How do we promote relevant scientific information in a way that can be trusted very quickly (i.e. analytically)?
This was one of the central topics we discussed at DataJamDays 2017 run at the EPFL together with datascience.ch (SDSC). A bunch of fascinating and just awesome research datasets were presented in the morning, and there were introductions to the new Renga platform for reproducible data science.
During the morning introductions, I briefly explained the mission of Opendata.ch and Open Knowledge, our work with public and science institutions over the years, drew a line back to the research hackdays with FORS that took place on campus in 2015, and a look forward to Core Data.

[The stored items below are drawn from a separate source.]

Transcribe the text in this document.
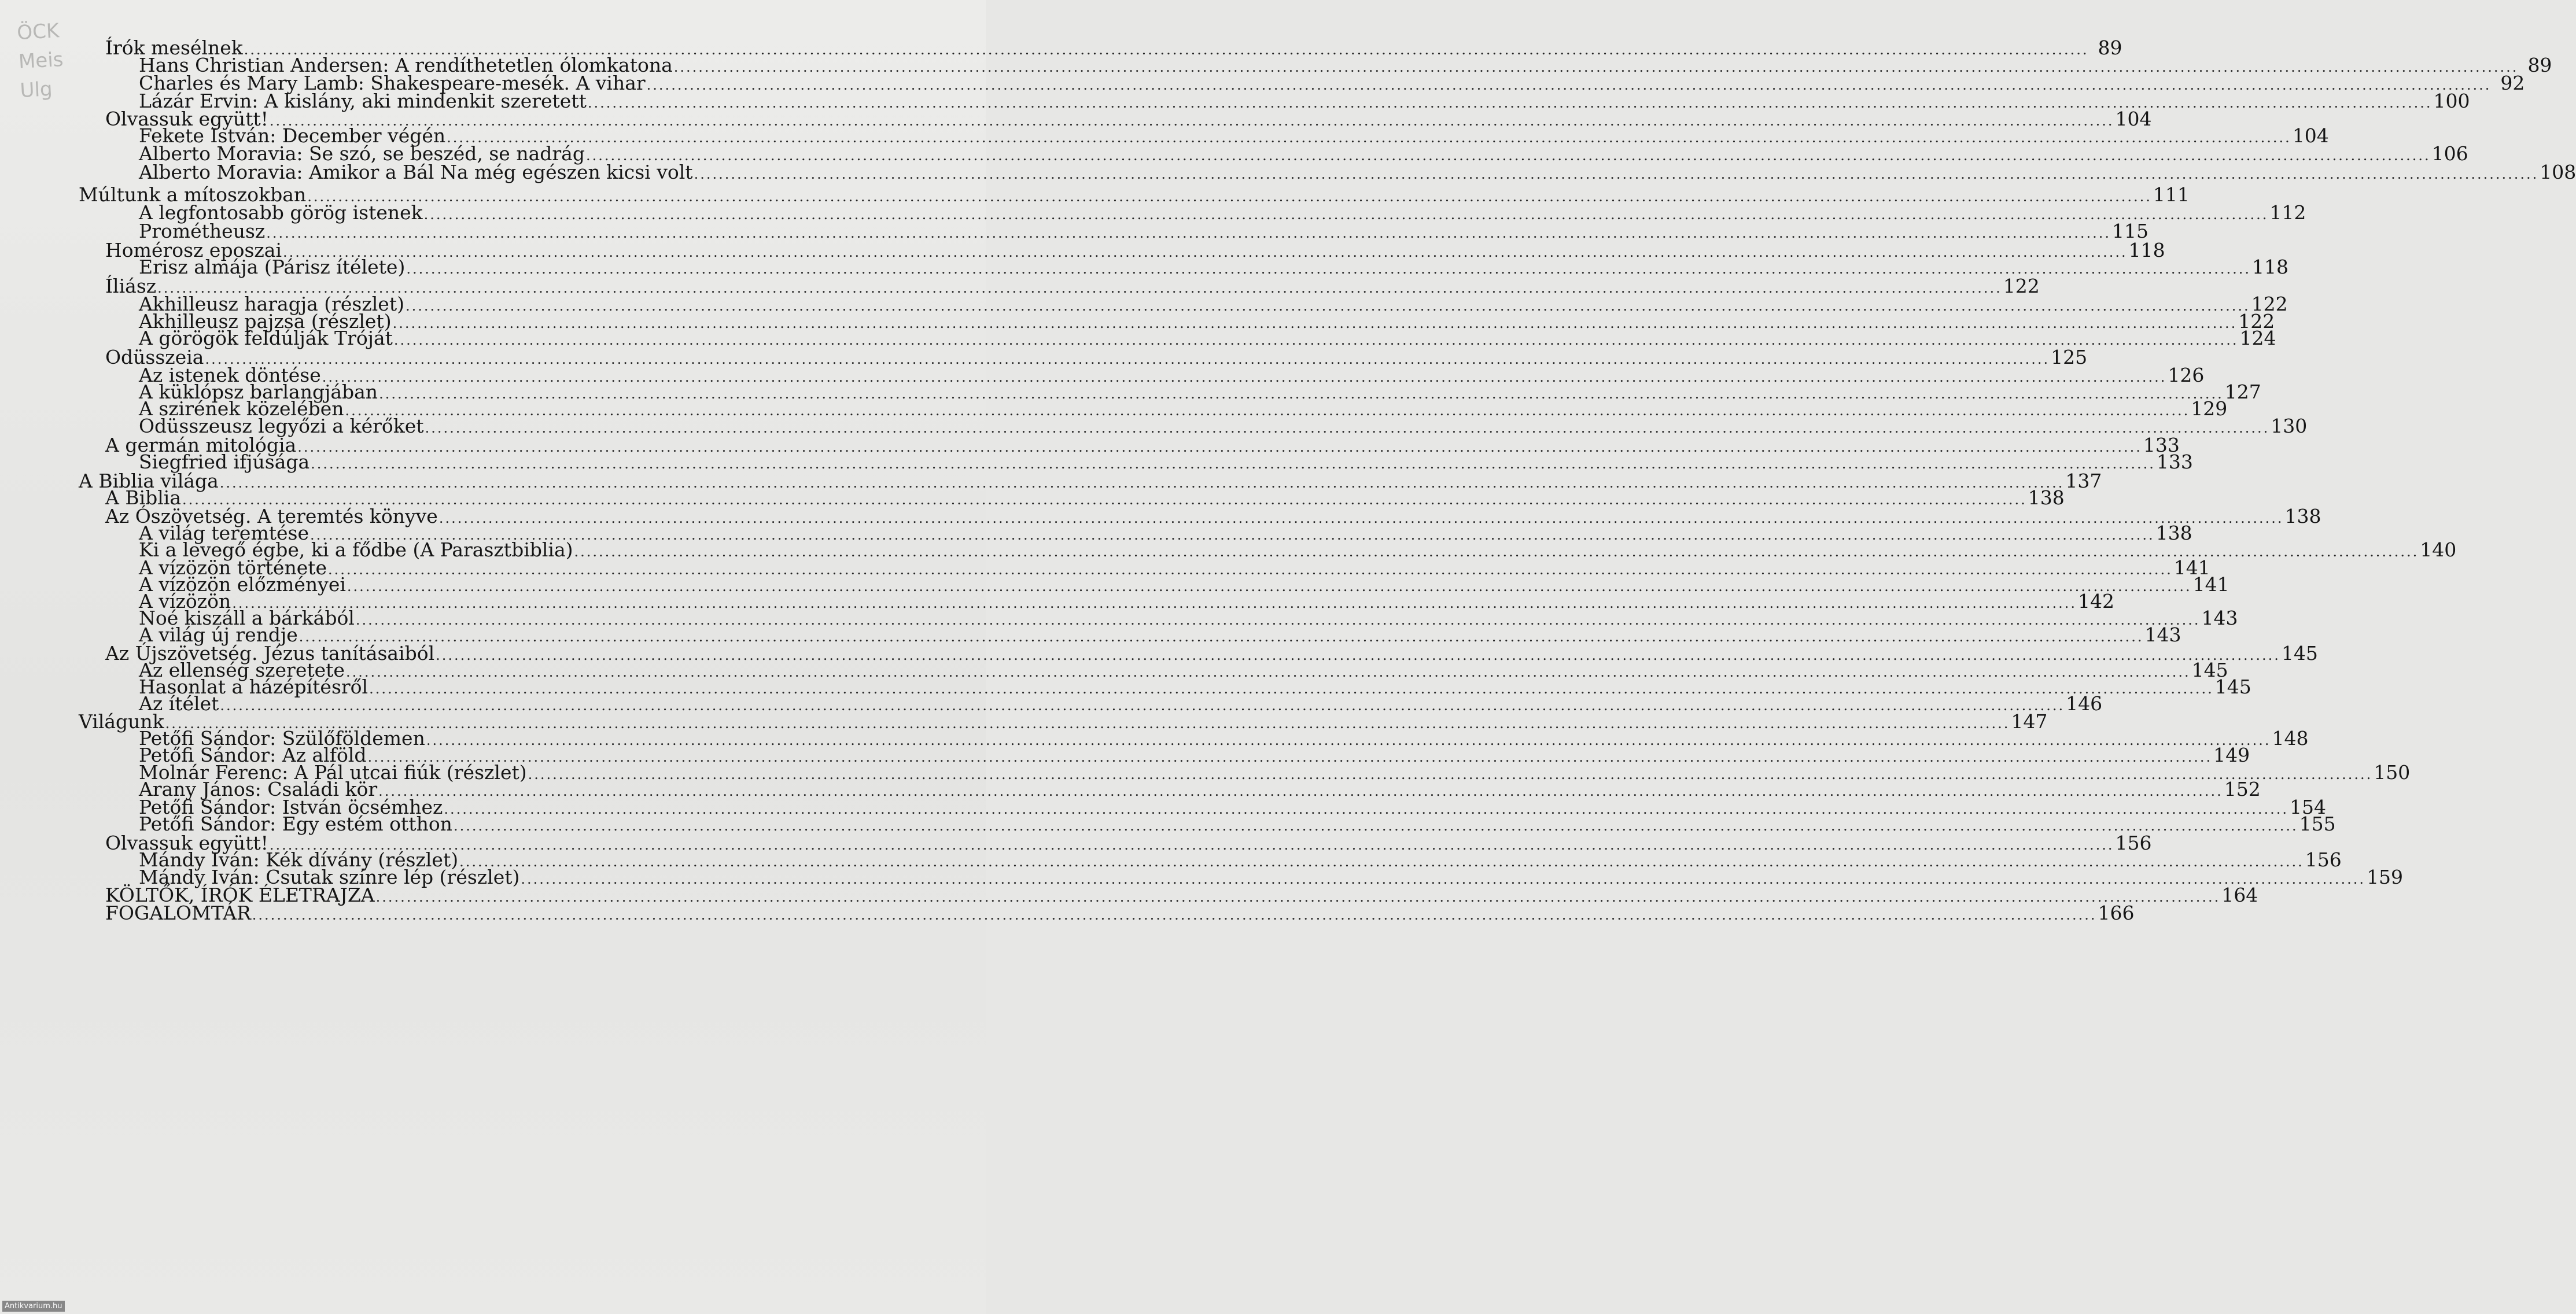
ÖCK
Meis
Ulg
Írók mesélnek ............................................................................................................................................................................................................................................................................................................ 89
Hans Christian Andersen: A rendíthetetlen ólomkatona ............................................................................................................................................................................................................................................................................................................ 89
Charles és Mary Lamb: Shakespeare-mesék. A vihar ............................................................................................................................................................................................................................................................................................................ 92
Lázár Ervin: A kislány, aki mindenkit szeretett ............................................................................................................................................................................................................................................................................................................ 100
Olvassuk együtt! ............................................................................................................................................................................................................................................................................................................ 104
Fekete István: December végén ............................................................................................................................................................................................................................................................................................................ 104
Alberto Moravia: Se szó, se beszéd, se nadrág ............................................................................................................................................................................................................................................................................................................ 106
Alberto Moravia: Amikor a Bál Na még egészen kicsi volt ............................................................................................................................................................................................................................................................................................................ 108
Múltunk a mítoszokban ............................................................................................................................................................................................................................................................................................................ 111
A legfontosabb görög istenek ............................................................................................................................................................................................................................................................................................................ 112
Prométheusz ............................................................................................................................................................................................................................................................................................................ 115
Homérosz eposzai ............................................................................................................................................................................................................................................................................................................ 118
Erisz almája (Párisz ítélete) ............................................................................................................................................................................................................................................................................................................ 118
Íliász ............................................................................................................................................................................................................................................................................................................ 122
Akhilleusz haragja (részlet) ............................................................................................................................................................................................................................................................................................................ 122
Akhilleusz pajzsa (részlet) ............................................................................................................................................................................................................................................................................................................ 122
A görögök feldúlják Tróját ............................................................................................................................................................................................................................................................................................................ 124
Odüsszeia ............................................................................................................................................................................................................................................................................................................ 125
Az istenek döntése ............................................................................................................................................................................................................................................................................................................ 126
A küklópsz barlangjában ............................................................................................................................................................................................................................................................................................................ 127
A szirének közelében ............................................................................................................................................................................................................................................................................................................ 129
Odüsszeusz legyőzi a kérőket ............................................................................................................................................................................................................................................................................................................ 130
A germán mitológia ............................................................................................................................................................................................................................................................................................................ 133
Siegfried ifjúsága ............................................................................................................................................................................................................................................................................................................ 133
A Biblia világa ............................................................................................................................................................................................................................................................................................................ 137
A Biblia ............................................................................................................................................................................................................................................................................................................ 138
Az Ószövetség. A teremtés könyve ............................................................................................................................................................................................................................................................................................................ 138
A világ teremtése ............................................................................................................................................................................................................................................................................................................ 138
Ki a levegő égbe, ki a fődbe (A Parasztbiblia) ............................................................................................................................................................................................................................................................................................................ 140
A vízözön története ............................................................................................................................................................................................................................................................................................................ 141
A vízözön előzményei ............................................................................................................................................................................................................................................................................................................ 141
A vízözön ............................................................................................................................................................................................................................................................................................................ 142
Noé kiszáll a bárkából ............................................................................................................................................................................................................................................................................................................ 143
A világ új rendje ............................................................................................................................................................................................................................................................................................................ 143
Az Újszövetség. Jézus tanításaiból ............................................................................................................................................................................................................................................................................................................ 145
Az ellenség szeretete ............................................................................................................................................................................................................................................................................................................ 145
Hasonlat a házépítésről ............................................................................................................................................................................................................................................................................................................ 145
Az ítélet ............................................................................................................................................................................................................................................................................................................ 146
Világunk ............................................................................................................................................................................................................................................................................................................ 147
Petőfi Sándor: Szülőföldemen ............................................................................................................................................................................................................................................................................................................ 148
Petőfi Sándor: Az alföld ............................................................................................................................................................................................................................................................................................................ 149
Molnár Ferenc: A Pál utcai fiúk (részlet) ............................................................................................................................................................................................................................................................................................................ 150
Arany János: Családi kör ............................................................................................................................................................................................................................................................................................................ 152
Petőfi Sándor: István öcsémhez ............................................................................................................................................................................................................................................................................................................ 154
Petőfi Sándor: Egy estém otthon ............................................................................................................................................................................................................................................................................................................ 155
Olvassuk együtt! ............................................................................................................................................................................................................................................................................................................ 156
Mándy Iván: Kék dívány (részlet) ............................................................................................................................................................................................................................................................................................................ 156
Mándy Iván: Csutak színre lép (részlet) ............................................................................................................................................................................................................................................................................................................ 159
KÖLTŐK, ÍRÓK ÉLETRAJZA ............................................................................................................................................................................................................................................................................................................ 164
FOGALOMTÁR ............................................................................................................................................................................................................................................................................................................ 166
Antikvarium.hu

During the day, I downloaded and looked into the Renga project, discussed data publishing standards with their team, met some really interesting people, learned more about the architecture and interfaces of the Zenodo and Figshare open science platforms.

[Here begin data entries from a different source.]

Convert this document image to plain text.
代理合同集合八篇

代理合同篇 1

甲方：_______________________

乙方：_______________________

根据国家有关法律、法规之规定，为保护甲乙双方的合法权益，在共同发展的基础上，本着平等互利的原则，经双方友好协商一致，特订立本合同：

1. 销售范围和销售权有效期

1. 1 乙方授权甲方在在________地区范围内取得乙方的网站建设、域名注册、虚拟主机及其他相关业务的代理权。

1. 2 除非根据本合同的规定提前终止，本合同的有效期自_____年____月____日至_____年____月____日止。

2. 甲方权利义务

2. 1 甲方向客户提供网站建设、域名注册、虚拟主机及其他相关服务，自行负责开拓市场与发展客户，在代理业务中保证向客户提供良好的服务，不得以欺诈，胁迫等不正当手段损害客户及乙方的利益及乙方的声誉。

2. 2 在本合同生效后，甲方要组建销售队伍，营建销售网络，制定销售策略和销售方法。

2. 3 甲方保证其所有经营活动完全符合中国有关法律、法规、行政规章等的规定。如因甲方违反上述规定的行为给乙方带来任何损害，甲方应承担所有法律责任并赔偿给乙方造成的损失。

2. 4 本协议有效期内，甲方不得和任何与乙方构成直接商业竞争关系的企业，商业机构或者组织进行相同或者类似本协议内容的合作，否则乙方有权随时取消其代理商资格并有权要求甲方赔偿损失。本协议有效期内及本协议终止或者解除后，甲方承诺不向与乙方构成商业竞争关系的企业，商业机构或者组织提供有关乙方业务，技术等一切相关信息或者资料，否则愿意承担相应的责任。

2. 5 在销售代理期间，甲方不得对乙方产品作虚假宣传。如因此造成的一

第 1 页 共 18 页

I also attended a workshop run by Jan Krause from the EPFL Library who introduced Jupyter and Python in a format inspired by Data Carpentry. This engaging session gave me an excuse to put together a Julia notebook to complement the Python notebooks examined. You can view it here and download the source, or just fork it on GitHub.
Read Exploring the oceans around Antarctica for more impressions from another participant.
A recurrent piece of feedback I have heard in recent times, is that the open data movement needs to partner more with science and not reinvent wheels. Judging by today’s event, the science of data is moving along very quickly in academia, and it is in everyone’s interest that bridges are built and maintained. Improving the discoverability and reusability of open science data is definitely something that we can be more involved in.